Netacea’s Approach to Machine Learning: Unsupervised and Supervised Models
Our world is driven by technological innovation. Recent years have seen many companies adopt artificial intelligence (AI) and machine learning technology to analyze larger data sets and perform more complex tasks with faster and more accurate results. This is not limited to technology-based industries such as computer science – now, many industries work continuously to enhance their technology to keep up with consumer expectations, with data-based decision-making often central to this drive.
What is a machine learning model?
Designed to imitate the way that humans learn, machine learning models make use of data and algorithms to gather knowledge and gradually improve accuracy over time. There are many machine learning applications; the two most commonly used and referred to machine learning models are supervised learning and unsupervised learning. The following outlines the differences between supervised and unsupervised machine learning programs, the benefits and drawbacks of each approach, and how Netacea uses a combination of the two machine learning models alongside anomaly detection, in our unique approach to bot management.
Types of machine learning models
Supervised machine learning
Supervised learning models are characterized by their use of labelled data, which is used to teach algorithms to classify data, or predict accurate outcomes based on the labelled training data.
Supervised learning algorithms can often be categorized into two types:
- Classification
- Regression
Classification uses an algorithm to assign new data to specific categories, based on training data. Regression is a supervised machine learning algorithm used to predict continuous values, again based on the initial training data. Supervised learning models are best suited to situations where there is a set of available reference points on which to train the data. That being said, data is not always able to perfectly align within certain categories or labels; when this is the case unsupervised machine learning models can provide a solution.
Unsupervised machine learning
Unsupervised machine learning models are used to analyze and group sets of unlabelled data. Unsupervised machine learning models can help with pattern recognition for previously unseen or undetected patterns within data, without being explicitly programmed or requiring any human intervention. There are three types of unsupervised machine learning algorithms:
- Clustering
- Association
- Dimensionality reduction
“Clustering” looks for similarities and differences within the data and will then use this information to form groups or ‘clusters’ of data. Similarly, “association” is an unsupervised machine learning algorithm that uses different rules or rulesets to find relationships between variables within the data. If the number of features in a set of data is too high, “dimensionality reduction” can be used to reduce the number of inputs to a more manageable size. Dimensionality reduction is sometimes used as a pre-processing step for supervised machine learning models.

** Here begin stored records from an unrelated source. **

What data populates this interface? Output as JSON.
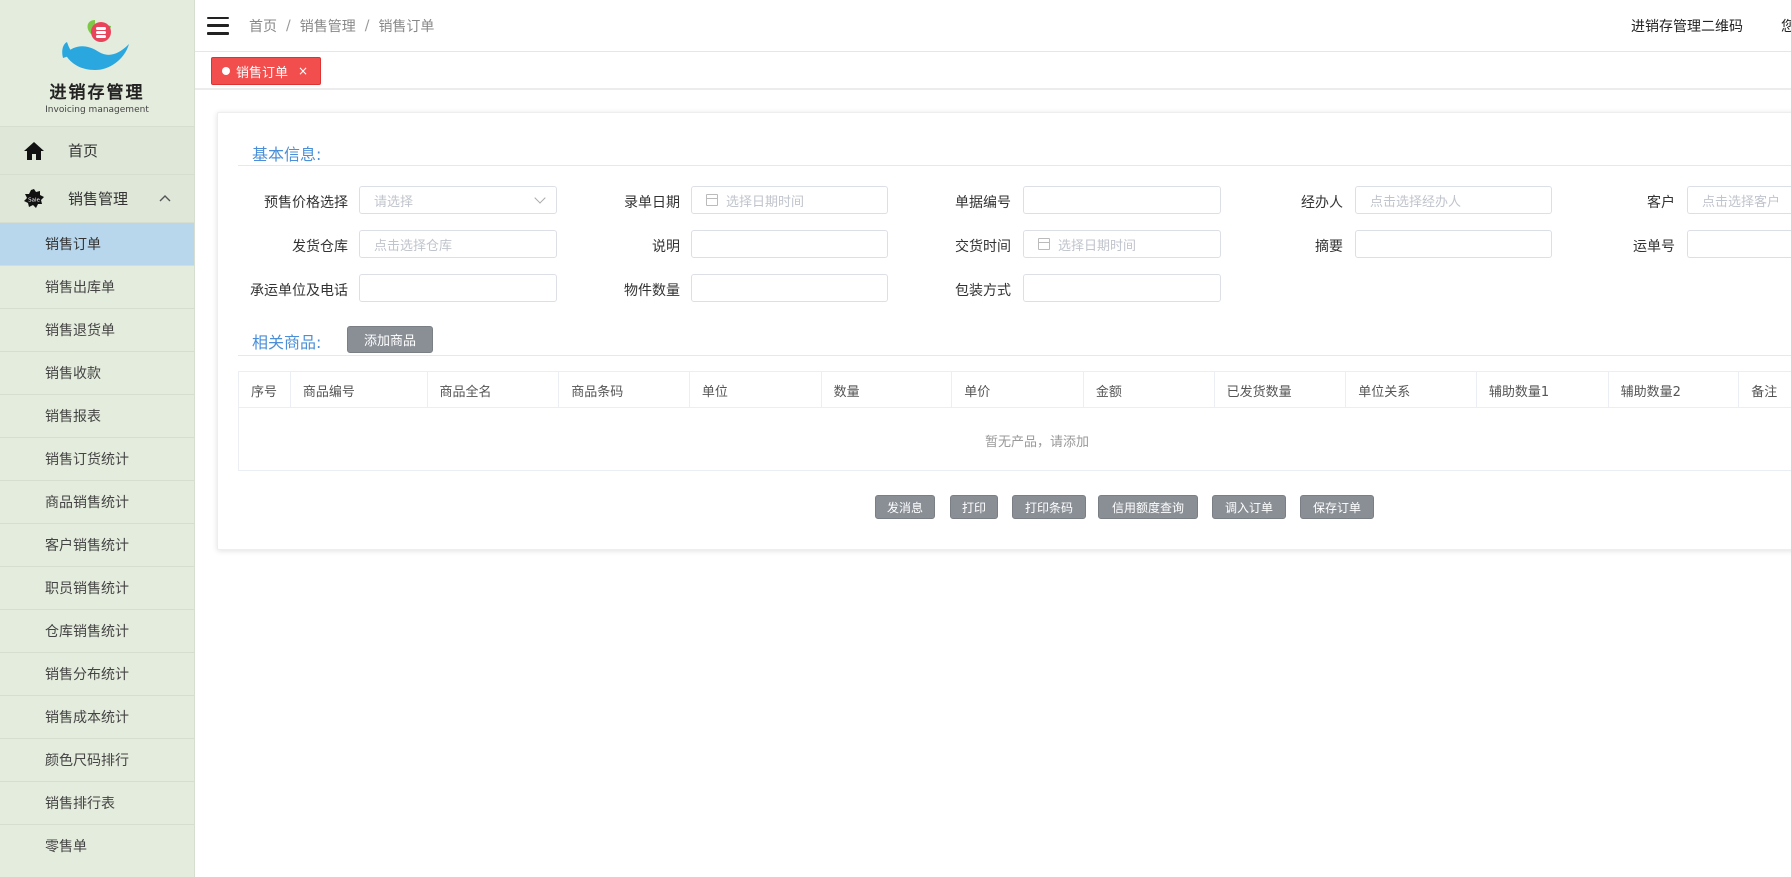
{
  "sidebar": {
    "logo": {
      "title": "进销存管理",
      "subtitle": "Invoicing management"
    },
    "home": {
      "label": "首页",
      "icon": "home-icon"
    },
    "group": {
      "label": "销售管理",
      "icon": "sale-badge-icon",
      "expanded": true
    },
    "items": [
      {
        "label": "销售订单",
        "active": true
      },
      {
        "label": "销售出库单"
      },
      {
        "label": "销售退货单"
      },
      {
        "label": "销售收款"
      },
      {
        "label": "销售报表"
      },
      {
        "label": "销售订货统计"
      },
      {
        "label": "商品销售统计"
      },
      {
        "label": "客户销售统计"
      },
      {
        "label": "职员销售统计"
      },
      {
        "label": "仓库销售统计"
      },
      {
        "label": "销售分布统计"
      },
      {
        "label": "销售成本统计"
      },
      {
        "label": "颜色尺码排行"
      },
      {
        "label": "销售排行表"
      },
      {
        "label": "零售单"
      }
    ]
  },
  "header": {
    "breadcrumb": [
      "首页",
      "销售管理",
      "销售订单"
    ],
    "separator": "/",
    "qr_link": "进销存管理二维码",
    "user_partial": "您"
  },
  "tabs": [
    {
      "label": "销售订单",
      "close": "×"
    }
  ],
  "form": {
    "basic_title": "基本信息:",
    "fields": {
      "price_select": {
        "label": "预售价格选择",
        "placeholder": "请选择"
      },
      "entry_date": {
        "label": "录单日期",
        "placeholder": "选择日期时间"
      },
      "doc_no": {
        "label": "单据编号",
        "placeholder": ""
      },
      "handler": {
        "label": "经办人",
        "placeholder": "点击选择经办人"
      },
      "customer": {
        "label": "客户",
        "placeholder": "点击选择客户"
      },
      "warehouse": {
        "label": "发货仓库",
        "placeholder": "点击选择仓库"
      },
      "note": {
        "label": "说明",
        "placeholder": ""
      },
      "delivery_time": {
        "label": "交货时间",
        "placeholder": "选择日期时间"
      },
      "summary": {
        "label": "摘要",
        "placeholder": ""
      },
      "waybill": {
        "label": "运单号",
        "placeholder": ""
      },
      "carrier": {
        "label": "承运单位及电话",
        "placeholder": ""
      },
      "piece_count": {
        "label": "物件数量",
        "placeholder": ""
      },
      "packing": {
        "label": "包装方式",
        "placeholder": ""
      }
    },
    "products_title": "相关商品:",
    "add_product": "添加商品"
  },
  "table": {
    "columns": [
      "序号",
      "商品编号",
      "商品全名",
      "商品条码",
      "单位",
      "数量",
      "单价",
      "金额",
      "已发货数量",
      "单位关系",
      "辅助数量1",
      "辅助数量2",
      "备注"
    ],
    "empty_text": "暂无产品，请添加"
  },
  "actions": [
    "发消息",
    "打印",
    "打印条码",
    "信用额度查询",
    "调入订单",
    "保存订单"
  ],
  "colors": {
    "accent": "#4a8fd8",
    "tab_active": "#f24e4e",
    "sidebar_bg": "#e4ecdd",
    "sidebar_active": "#b8d7ec"
  }
}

Unsupervised machine learning models allow you to find and group previously unknown patterns within the data, without any initial manual input of labels or categories.

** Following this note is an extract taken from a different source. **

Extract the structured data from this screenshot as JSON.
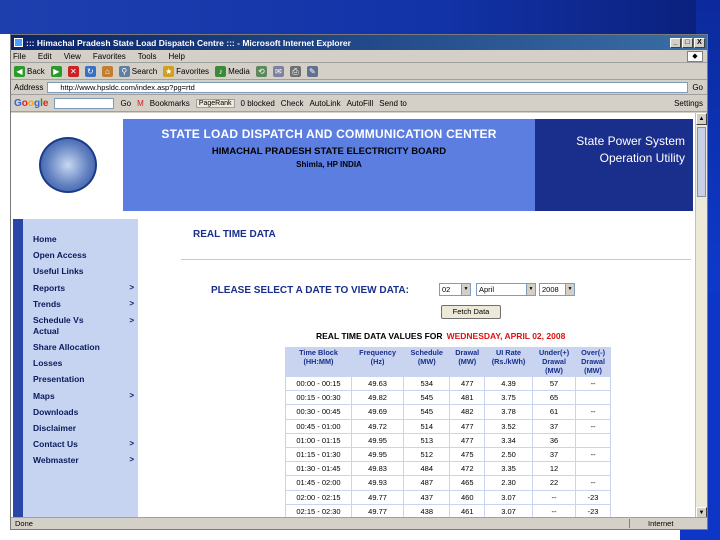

Benefits and drawbacks of machine learning models
While each approach has its merits, there are also some drawbacks to using one machine learning model over the other.
Supervised learning is a simpler method of machine learning, beneficial in situations where the goal is to predict outcomes of new data, whilst already aware of the type of results to expect. Although supervised learning helps you collect data, make predictions, and optimize performance criteria following the input of initial labels, supervised machine learning models can be time consuming and often require expertise when it comes to labelling the initial inputs.
Unsupervised learning is beneficial when the goal is to gather insights from large volumes of new, previously uncategorized data, or for anomaly detection. Whilst unsupervised learning is more adaptive and allows you to discover previously unknown patterns from data and find features for categorization, results from unsupervised machine learning models require expert human intervention and analysis to validate.
Why Netacea uses both machine learning models
Netacea’s multi-dimensional approach to bot management has our team of data scientists and bot experts using a combination of both supervised and unsupervised machine learning as well as anomaly detection to keep ahead of the continuously evolving bot threat.
Supervised learning allows us to ask, “Does this attack match a known attack pattern?”. We can then compare the data streams from our clients with those within our Bot Attack Intelligence feed giving us the ability to stop known bot attacks, as well as predict and prevent future attacks from occurring.
While supervised learning allows us to detect known attacks, unsupervised learning allows us to detect suspicious behavior, or patterns of behavior relating to new or previously unknown attack vectors by comparing the behavior of one user to others in the system. We use real-time clustering to group similar users, allowing us to spot when new clusters are created, highlight odd or atypical behavior, and constantly re-evaluate what a ‘normal’ pattern of behavior looks like.
By using both methods of machine learning, Netacea maximizes the benefits of AI and outweighs any drawbacks of using one type of machine learning over the other. Our Intent Analytics® engine, powered by these machine learning algorithms, provides an innovative and profoundly more effective alternative to the traditional “black box” or JavaScript-reliant solutions. This allows Netacea to always stay one step ahead of the bots.